Time travel is a common staple in science fiction films and on TV. However, is it really possible? And how can you bypass the so-called "grandfather paradox," which basically states that if you go back in time and change things, it also changes the future?

A group of physicists from the University of Queensland simulated time travel in a lab by using the concept from Einstein's theory of general relativity that states that a powerful gravitational field, such as that found in a black hole, could create a situation where spacetime curves around itself. This "closed timelike curve" (CTC) allows for time travel.

However, if this is true, there is also the theory of the "grandfather paradox." This is a hypothetical scenario where someone uses a CTC to travel into the past and kill their own grandfather. The result is that this person no longer exists because they've prevented their own birth.

Most physicists think that CTCs are impossible because of their ability for creating paradoxes. However, in 1991, theoretical physicist David Deutsch suggested that these scenarios avoid paradoxes because, at least on a quantum scale, particles don't follow the strict rules of probability.

"It's intriguing that you've got general relativity predicting these paradoxes, but then you consider them in quantum mechanical terms and the paradoxes go away," says University of Queensland physicist Tim Ralph. "It makes you wonder whether this is important in terms of formulating a theory that unifies general relativity with quantum mechanics."

In a lab, physicists studied sending such a particle back in time.The particle created by the flip of a switch on a machine, could do one of two things: go back in time to flip the switch on the particle-generating machine that created it or it could not flip the switch. You would think that if the particle did not flip the switch the particle would stop existing, right? But because a particle must come out of a CTC with the same properties it had when it entered, even if it does not flip the switch, it still comes out of that time loop unchanged. It's a weird concept, but it goes in line with what we know of quantum mechanics.

For consistency, physicists used clones of pairs of polarized photons. They sent one pair through the CTC simulation. When it came out of the time loop, they compared it to its clone: both pairs were identical, signifying that the journey did not change the time traveling pair.

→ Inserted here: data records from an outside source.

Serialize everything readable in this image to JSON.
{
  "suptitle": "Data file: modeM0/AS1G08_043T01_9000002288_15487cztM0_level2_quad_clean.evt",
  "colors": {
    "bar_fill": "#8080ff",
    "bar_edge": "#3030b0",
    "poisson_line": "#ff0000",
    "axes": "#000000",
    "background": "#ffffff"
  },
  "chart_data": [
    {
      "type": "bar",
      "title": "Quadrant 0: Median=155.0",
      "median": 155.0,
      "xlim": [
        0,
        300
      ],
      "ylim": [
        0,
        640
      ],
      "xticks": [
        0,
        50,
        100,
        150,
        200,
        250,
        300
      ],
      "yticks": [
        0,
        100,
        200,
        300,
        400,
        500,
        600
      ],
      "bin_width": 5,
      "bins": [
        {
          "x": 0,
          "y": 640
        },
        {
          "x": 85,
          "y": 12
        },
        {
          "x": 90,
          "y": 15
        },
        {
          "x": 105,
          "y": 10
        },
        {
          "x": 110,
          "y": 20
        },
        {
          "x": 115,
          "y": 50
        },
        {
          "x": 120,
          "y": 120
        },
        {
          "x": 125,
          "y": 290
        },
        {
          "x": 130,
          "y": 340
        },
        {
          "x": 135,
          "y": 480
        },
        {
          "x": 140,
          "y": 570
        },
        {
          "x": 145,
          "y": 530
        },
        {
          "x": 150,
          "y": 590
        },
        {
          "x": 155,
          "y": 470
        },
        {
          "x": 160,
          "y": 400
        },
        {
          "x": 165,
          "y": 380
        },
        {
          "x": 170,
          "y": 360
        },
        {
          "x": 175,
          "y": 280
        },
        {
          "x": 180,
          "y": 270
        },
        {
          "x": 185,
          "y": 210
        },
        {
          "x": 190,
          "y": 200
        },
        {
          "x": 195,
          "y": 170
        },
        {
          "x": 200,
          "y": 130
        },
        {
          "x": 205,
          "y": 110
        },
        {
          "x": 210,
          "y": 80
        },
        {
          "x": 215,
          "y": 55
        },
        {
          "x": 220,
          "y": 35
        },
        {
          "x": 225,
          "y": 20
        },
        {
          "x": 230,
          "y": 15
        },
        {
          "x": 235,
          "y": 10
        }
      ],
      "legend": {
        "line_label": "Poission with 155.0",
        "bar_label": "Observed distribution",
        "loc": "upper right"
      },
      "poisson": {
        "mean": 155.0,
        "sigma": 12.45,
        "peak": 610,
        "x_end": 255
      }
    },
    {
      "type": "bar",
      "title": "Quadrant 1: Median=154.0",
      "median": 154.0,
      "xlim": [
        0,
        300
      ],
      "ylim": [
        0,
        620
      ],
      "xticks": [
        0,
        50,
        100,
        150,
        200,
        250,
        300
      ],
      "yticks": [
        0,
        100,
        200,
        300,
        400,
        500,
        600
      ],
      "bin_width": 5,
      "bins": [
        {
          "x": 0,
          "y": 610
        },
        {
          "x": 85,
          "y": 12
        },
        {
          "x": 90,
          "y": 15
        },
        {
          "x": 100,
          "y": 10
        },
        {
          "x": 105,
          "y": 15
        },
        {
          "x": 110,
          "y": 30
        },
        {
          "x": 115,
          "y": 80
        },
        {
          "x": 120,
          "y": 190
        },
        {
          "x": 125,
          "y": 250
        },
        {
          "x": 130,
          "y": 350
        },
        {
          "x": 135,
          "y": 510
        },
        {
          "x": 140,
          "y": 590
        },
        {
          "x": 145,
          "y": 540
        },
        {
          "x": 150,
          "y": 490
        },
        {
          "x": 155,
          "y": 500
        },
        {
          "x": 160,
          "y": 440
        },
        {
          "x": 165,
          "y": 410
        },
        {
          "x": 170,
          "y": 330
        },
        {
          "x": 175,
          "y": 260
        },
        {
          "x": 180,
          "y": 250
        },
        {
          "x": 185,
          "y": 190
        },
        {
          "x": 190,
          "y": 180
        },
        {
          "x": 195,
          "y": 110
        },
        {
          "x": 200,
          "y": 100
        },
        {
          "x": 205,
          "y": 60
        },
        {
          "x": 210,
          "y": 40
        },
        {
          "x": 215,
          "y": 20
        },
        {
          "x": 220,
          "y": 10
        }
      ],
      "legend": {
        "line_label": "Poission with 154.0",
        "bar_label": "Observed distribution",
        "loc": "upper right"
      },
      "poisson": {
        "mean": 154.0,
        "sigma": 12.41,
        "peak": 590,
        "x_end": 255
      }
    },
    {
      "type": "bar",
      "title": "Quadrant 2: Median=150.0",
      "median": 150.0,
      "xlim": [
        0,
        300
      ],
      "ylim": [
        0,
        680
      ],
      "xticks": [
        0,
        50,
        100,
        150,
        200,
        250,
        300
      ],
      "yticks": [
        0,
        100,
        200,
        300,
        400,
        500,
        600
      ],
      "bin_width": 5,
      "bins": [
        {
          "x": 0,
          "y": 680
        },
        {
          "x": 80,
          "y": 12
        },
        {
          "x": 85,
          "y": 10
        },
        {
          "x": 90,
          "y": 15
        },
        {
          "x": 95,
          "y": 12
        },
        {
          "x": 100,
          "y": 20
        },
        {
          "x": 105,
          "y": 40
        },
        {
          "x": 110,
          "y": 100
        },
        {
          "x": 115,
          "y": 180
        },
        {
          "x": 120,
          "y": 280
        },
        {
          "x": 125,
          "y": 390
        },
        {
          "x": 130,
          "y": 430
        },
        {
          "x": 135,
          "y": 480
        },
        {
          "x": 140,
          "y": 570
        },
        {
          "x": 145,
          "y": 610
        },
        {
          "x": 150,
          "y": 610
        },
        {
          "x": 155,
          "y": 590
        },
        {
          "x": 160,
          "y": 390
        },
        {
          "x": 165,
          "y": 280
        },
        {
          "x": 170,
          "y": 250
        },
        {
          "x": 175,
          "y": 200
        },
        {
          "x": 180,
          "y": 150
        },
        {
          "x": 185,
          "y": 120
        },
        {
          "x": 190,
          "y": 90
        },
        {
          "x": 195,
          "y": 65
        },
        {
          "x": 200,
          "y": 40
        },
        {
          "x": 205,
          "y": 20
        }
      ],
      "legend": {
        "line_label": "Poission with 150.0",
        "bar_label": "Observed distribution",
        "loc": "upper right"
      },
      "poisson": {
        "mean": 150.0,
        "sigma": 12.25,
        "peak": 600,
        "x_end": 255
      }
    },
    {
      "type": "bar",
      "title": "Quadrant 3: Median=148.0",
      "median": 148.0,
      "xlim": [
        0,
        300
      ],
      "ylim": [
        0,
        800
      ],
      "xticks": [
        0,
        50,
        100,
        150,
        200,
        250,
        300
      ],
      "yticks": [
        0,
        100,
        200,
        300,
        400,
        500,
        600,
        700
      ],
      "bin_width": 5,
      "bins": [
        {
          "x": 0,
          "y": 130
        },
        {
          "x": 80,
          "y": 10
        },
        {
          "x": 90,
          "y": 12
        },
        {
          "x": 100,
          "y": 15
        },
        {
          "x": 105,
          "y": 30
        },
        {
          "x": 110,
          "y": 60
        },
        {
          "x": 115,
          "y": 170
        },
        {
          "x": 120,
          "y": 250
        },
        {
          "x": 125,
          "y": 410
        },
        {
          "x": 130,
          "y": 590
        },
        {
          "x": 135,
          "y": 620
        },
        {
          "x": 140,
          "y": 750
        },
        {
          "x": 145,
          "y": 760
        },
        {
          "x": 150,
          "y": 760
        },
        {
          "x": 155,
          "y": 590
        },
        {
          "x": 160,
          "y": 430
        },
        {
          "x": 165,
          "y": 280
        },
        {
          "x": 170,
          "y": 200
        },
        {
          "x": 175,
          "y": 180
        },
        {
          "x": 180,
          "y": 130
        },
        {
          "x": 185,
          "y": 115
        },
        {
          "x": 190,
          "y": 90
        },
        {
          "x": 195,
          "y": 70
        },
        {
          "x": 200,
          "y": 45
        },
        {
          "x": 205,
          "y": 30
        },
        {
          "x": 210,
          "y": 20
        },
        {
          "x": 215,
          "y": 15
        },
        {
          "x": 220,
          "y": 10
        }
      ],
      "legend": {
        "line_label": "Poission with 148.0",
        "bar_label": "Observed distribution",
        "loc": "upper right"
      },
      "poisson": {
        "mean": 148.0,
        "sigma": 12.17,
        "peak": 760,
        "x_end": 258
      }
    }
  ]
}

The physicists performed this simulation multiple times, and each time, the results were the same.

"The state we got at our output, the second photon at the simulated exit of the CTC, was the same as that of our input, the first encoded photon at the CTC entrance," says Ralph. "Of course, we're not really sending anything back in time but [the simulation] allows us to study weird evolutions normally not allowed in quantum mechanics."

Of course, this still doesn't mean that humans can travel through time, affect the past and then emerge unscathed, but it does have implications in the area of quantum cryptography.